Adam Schulz, Consulting Director – Chicago
Captain, US Army, 1998-2008
Q. Where did you start your military career?
I was always fascinated by the military so I pursued my Bachelor of Science in Information Systems Engineering at West Point. I fell in love with both West Point and the Army while I was there. After school I was stationed in Germany and given the responsibility to manage a Tank Platoon.
Q. How was your transition from a military to a civilian career?
My experience pursuing a civilian business career was made even more difficult due to timing. I found myself looking for a job just as the 2008 recession hit. For Officers, there are a number of resources to gain exposure to the civilian world. I worked with a staffing agency that specializes in placing former military Officers in roles with large Fortune 500 companies. However, it wasn’t until the CEO of a large healthcare organization saw a Forbes article I was featured in which focused on people struggling in the recession economy, that I finally received a promising job offer. I spent four years there before transitioning into consulting.
Q. What lessons did you learn from your experience in the Army?
I completed two combat tours and spent 27 months total in Baghdad. The most important thing I learned during that experience is how to remain calm while under stress. As a leader, I am able to analyze a problem and provide a solution. Whether it is a team of consultants or a group of soldiers, you need to remain cool. They can feel your energy and will follow suit so you must set the correct tone.
Another important lesson is adaptability. Every day in Iraq was different and every day you took on a different role. This ability to adapt to different situations is extremely applicable to consulting and our need to adapt to unique client needs.
I also try to always lead by example. There is a mantra in the military – I can’t ask my soldiers to do anything that I am not willing to do myself. I had better be ready to stay up all night with my team if something needs to be done.

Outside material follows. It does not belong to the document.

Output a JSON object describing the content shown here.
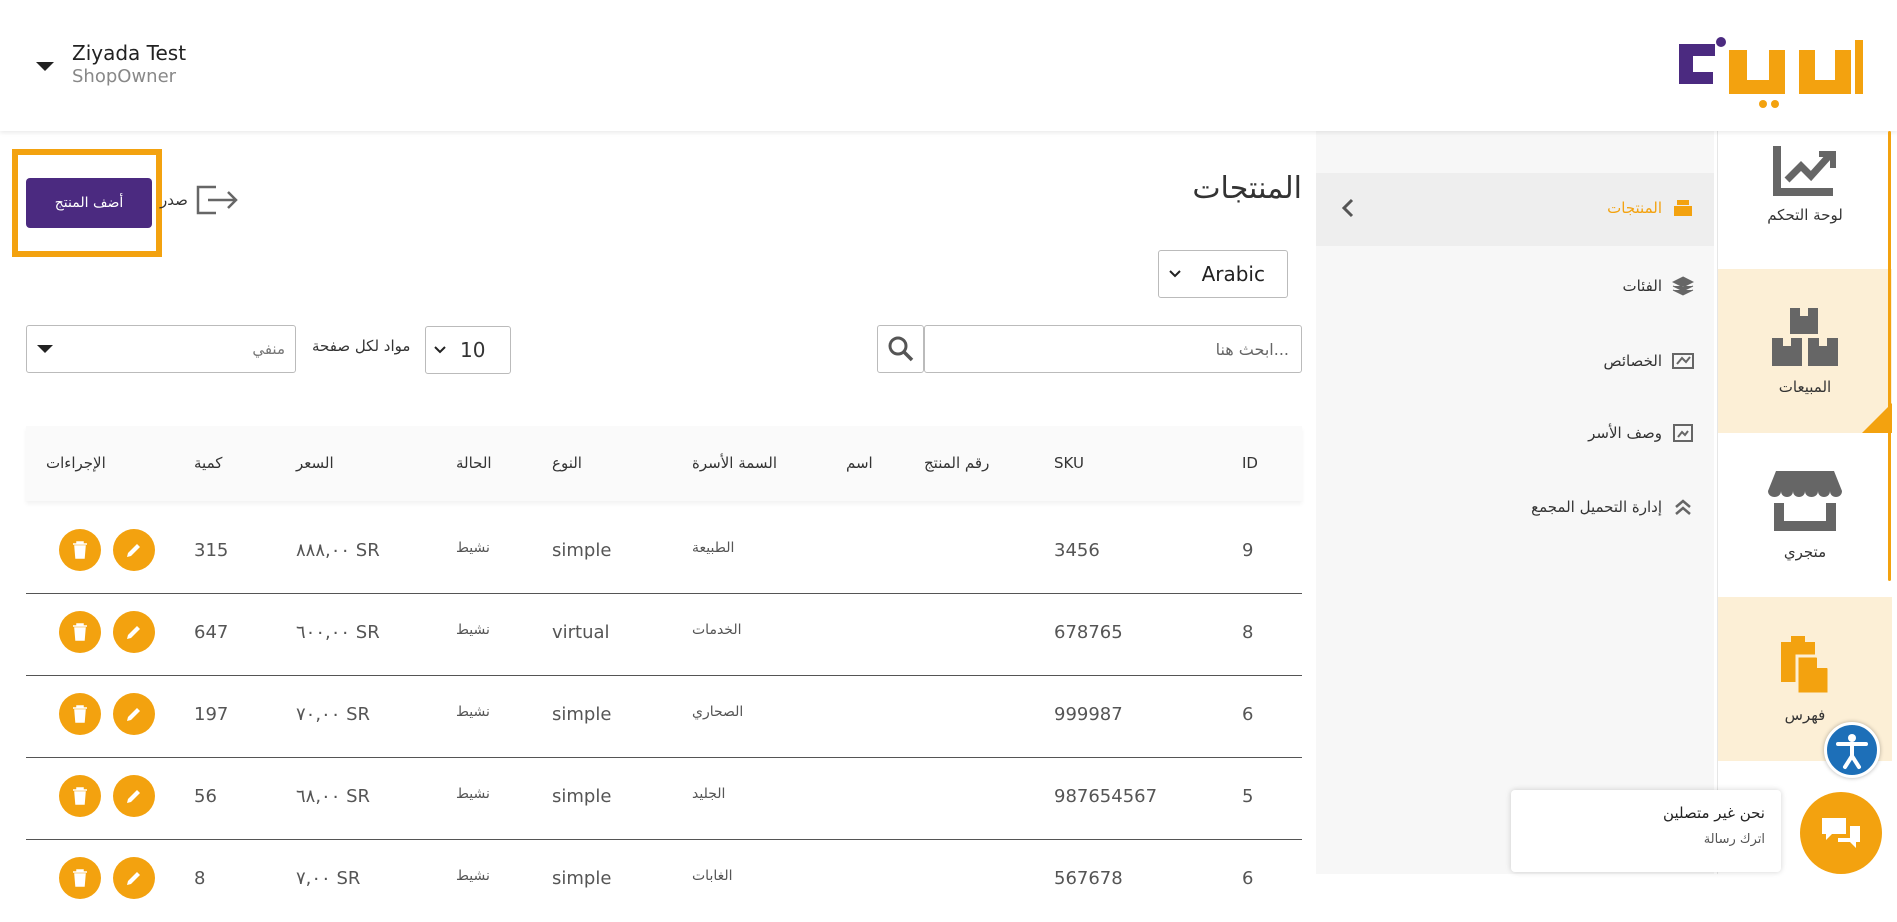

I would never pass that expectation on to them alone.
Finally: mission completion. On the field we complete our mission and bring all of our soldiers home safely. In consulting this means delivering excellence to our clients, keeping up team morale, and ensuring everyone is part of the success of a project.
Q. What advice do you have for soldiers transitioning to civilian careers?
Approach things with a humble attitude. Veterans can struggle with having a different background and skill set than their peers in the civilian world. I had experience working multiple jobs in the military, being responsible for 22 other soldiers and advising 750 Iraqi police. When I entered the civilian work force, I had to start at the bottom and prove myself.
Q. What valuable attributes do veterans bring to a team?
Military veterans can essentially do anything you ask of them. You just have to give them a little support. Every day in the military, you are given a job that you are not qualified for and you have to figure it out. You are required to leverage your resources and make it work. A little extra help during the onboarding and training process will give you a high-performing consultant. By providing valuable resources and fostering a supportive team environment at the onset, veteran employees will serve as a tremendous value add in the long term.
Q. What part of AArete’s culture do you value most?
I value the people at AArete. During the interview process I really felt the passion for the culture. I love that I have the ability to get to know everyone across teams and departments. AArete has grown impressively, but it has maintained the feeling of a small and intimate workforce. You spend a lot of time on the road and in the office, so it is important to be surrounded by great people.